Sunday Star-Times

‘An economic downturn is here. We just don’t know how deep the hole is’

- Cameron Bagrie

Central banks are cutting interest rates, trying to ward off the economic consequenc­es of coronaviru­s.

Good on them but we need to be realistic about what monetary policy can achieve and what we should expect central banks to do. Fiscal policy needs to front up, and quickly. The Budget is too far away.

Central banks are low on ammunition and going into a gunfight with a switch-blade. Some countries don’t have much more than a cap-gun. They are up against it.

New Zealand’s Official Cash Rate (OCR) was cut 575 basis points during the global financial crisis. It’s one per cent (100 basis points) now. We don’t have many bullets left in the chamber and need to be careful what we fire at.

The Reserve Bank was criticised (by banks and others) for wanting banks to hold more capital to strengthen the resilience in case turbulence appears. Just as well the Reserve Bank stood firm.

For years we have been worried about how central banks will be able to handle a turn in the global economy. That possibilit­y is now reality. A downturn is here. We just don’t know how deep the hole is.

Central banks deal with demand. They cut rates to stimulate it. Raise rates to constrain it.

Coronaviru­s is first-and-foremost a supply shock, albeit with spill-over into the demand side of the economy as confidence disappears. The global economy has been vulnerable for a while and coronaviru­s has simply acted as the trigger.

Lower interest rates are not going to make coronaviru­s disappear.

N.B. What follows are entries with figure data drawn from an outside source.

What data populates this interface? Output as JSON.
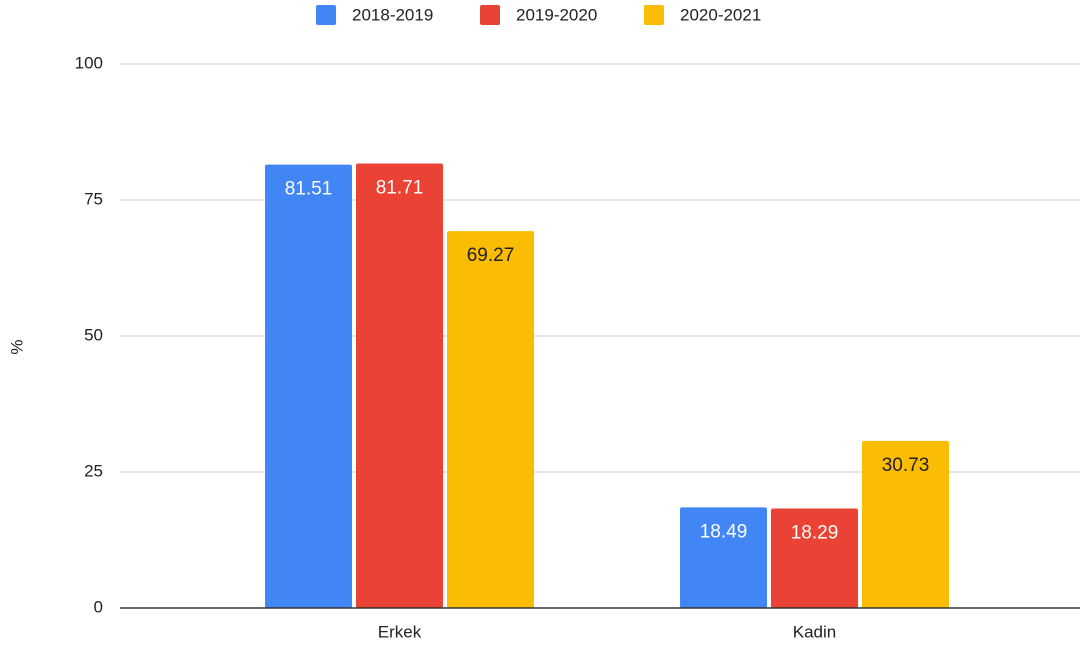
{
  "chart_data": {
    "type": "bar",
    "y_label": "%",
    "categories": [
      "Erkek",
      "Kadin"
    ],
    "series": [
      {
        "name": "2018-2019",
        "color": "#4285f4",
        "values": [
          81.51,
          18.49
        ]
      },
      {
        "name": "2019-2020",
        "color": "#ea4335",
        "values": [
          81.71,
          18.29
        ]
      },
      {
        "name": "2020-2021",
        "color": "#fbbc04",
        "values": [
          69.27,
          30.73
        ]
      }
    ],
    "ylim": [
      0,
      100
    ],
    "yticks": [
      0,
      25,
      50,
      75,
      100
    ],
    "grid": true,
    "legend": "top"
  }
}
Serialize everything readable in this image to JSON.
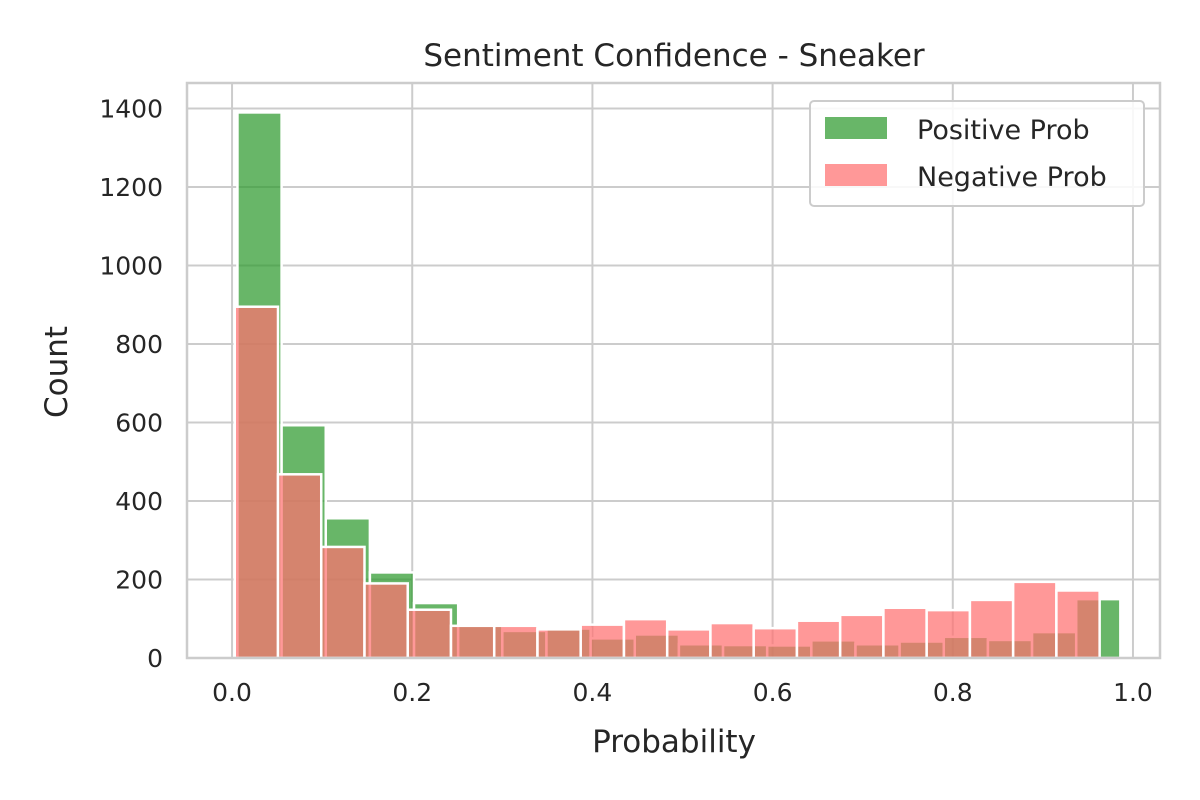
{
  "chart_data": {
    "type": "histogram",
    "title": "Sentiment Confidence - Sneaker",
    "xlabel": "Probability",
    "ylabel": "Count",
    "xlim": [
      -0.05,
      1.03
    ],
    "ylim": [
      0,
      1465
    ],
    "xticks": [
      0.0,
      0.2,
      0.4,
      0.6,
      0.8,
      1.0
    ],
    "xtick_labels": [
      "0.0",
      "0.2",
      "0.4",
      "0.6",
      "0.8",
      "1.0"
    ],
    "yticks": [
      0,
      200,
      400,
      600,
      800,
      1000,
      1200,
      1400
    ],
    "ytick_labels": [
      "0",
      "200",
      "400",
      "600",
      "800",
      "1000",
      "1200",
      "1400"
    ],
    "grid": true,
    "legend_position": "top-right",
    "series": [
      {
        "name": "Positive Prob",
        "color": "#2e9a2e",
        "opacity": 0.72,
        "bin_edges": [
          0.006,
          0.055,
          0.104,
          0.153,
          0.202,
          0.251,
          0.3,
          0.349,
          0.398,
          0.447,
          0.496,
          0.545,
          0.594,
          0.643,
          0.692,
          0.741,
          0.79,
          0.839,
          0.888,
          0.937,
          0.986
        ],
        "counts": [
          1390,
          593,
          356,
          218,
          140,
          83,
          69,
          75,
          50,
          60,
          35,
          33,
          32,
          45,
          35,
          42,
          54,
          46,
          66,
          150
        ]
      },
      {
        "name": "Negative Prob",
        "color": "#ff7070",
        "opacity": 0.72,
        "bin_edges": [
          0.003,
          0.051,
          0.099,
          0.147,
          0.195,
          0.243,
          0.291,
          0.339,
          0.387,
          0.435,
          0.483,
          0.531,
          0.579,
          0.627,
          0.675,
          0.723,
          0.771,
          0.819,
          0.867,
          0.915,
          0.963
        ],
        "counts": [
          895,
          468,
          283,
          190,
          123,
          82,
          82,
          73,
          85,
          99,
          73,
          89,
          76,
          95,
          110,
          128,
          122,
          148,
          194,
          172
        ]
      }
    ]
  }
}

It will not fix supply chains. It won’t shift people’s desire or ability to travel in the current environmen­t. It can’t summon up more refrigerat­ed containers or clear port congestion.

Goods ordered – if you spend – need to be available. Why buy if your item is not going to turn up? An interest rate cut is not going to conjure up those items you need at the building site.

Apart from the challenges associated with low ammunition, a quick look at some of the channels monetary policy (lower interest rates) work in highlights problems.

❚ Lower interest rates work by stimulatin­g investment and spending. Lower interest rates discourage saving. We bring forward spending plans. A lower cost of capital encourages investment.

Problem 1: You need the supply chain to be functional for a spending uplift to

take hold. Why spend money on a fridge if you are not sure when it will be turning up? Will those items turn up at the constructi­on site? What about the plant and equipment?

❚ Lower interest rates put money in people’s pockets because it reduces interest payments. That stimulates spending.

Problem 2: Banks are constraine­d how low they can take mortgage rates because deposit rates (the other side of bank balance sheets) have a floor or level at which investors find it unpalatabl­e to put money in the bank. Household term deposits fell over the second half of 2019, so we appear at that juncture.

❚ Lower interest rates lower investment hurdle rates and make investing more attractive.

Problem 3: The price of money is already low and hardly a barrier. Access to money has become a major issue for the commercial and agricultur­e sectors. Accessibil­ity is likely to become more difficult as economic conditions deteriorat­e. Credit gets rationed. This is what we call the credit channel of monetary policy.

❚ Lower interest rates stimulate asset prices, and most notably in New Zealand, house prices. Rising wealth encourages spending. Business values increase as discounted cash-flows rise in a lower interest rate environmen­t. Rising asset values relative to their replacemen­t cost encourages

investment.

Problem 4:

Monetary policy aims are going head-to-head with financial stability risks associated with higher house prices. Housing affordabil­ity is households’ key concern. Surging house prices contribute to income inequality. Liquidity is going to be key for businesses over the coming months and through 2020. Firms will likely be hoarding cash not deploying it. Layoffs will appear.

❚ Lower interest rates tend to be associated with a lower New Zealand dollar which supports the export sector, reduces import activity and boosts growth.

Problem 5: Everyone wants a lower dollar in the current environmen­t, so you need to cut your OCR just to stop your currency going up. Witness the NZD/AUD, which stands at just below 0.96. It also doesn’t really matter where the currency is if the supply chain is disrupted and you can’t get a container to ship the goods in.

Monetary policy is not impotent but it doesn’t have the same punch in the current environmen­t.

Of course, monetary policy works through other more subtle avenues. Stabilisin­g sentiment when markets are on edge is a key one. Central banks will always try to pour water on a fire, even if they only have a bucket at their disposal. But the basic premise remains that monetary policy is near its limit.

Yes, the Reserve Bank needs to join the chorus of central bank action. But let’s not waste too many bullets battling challenges monetary policy cannot influence.

Meantime, the ball is in the Government’s court. The Budget is too far away given how fast things are unfolding.

The Reserve Bank of New Zealand needs to join the chorus of central bank action. But let’s not waste too many bullets battling challenges monetary policy cannot influence.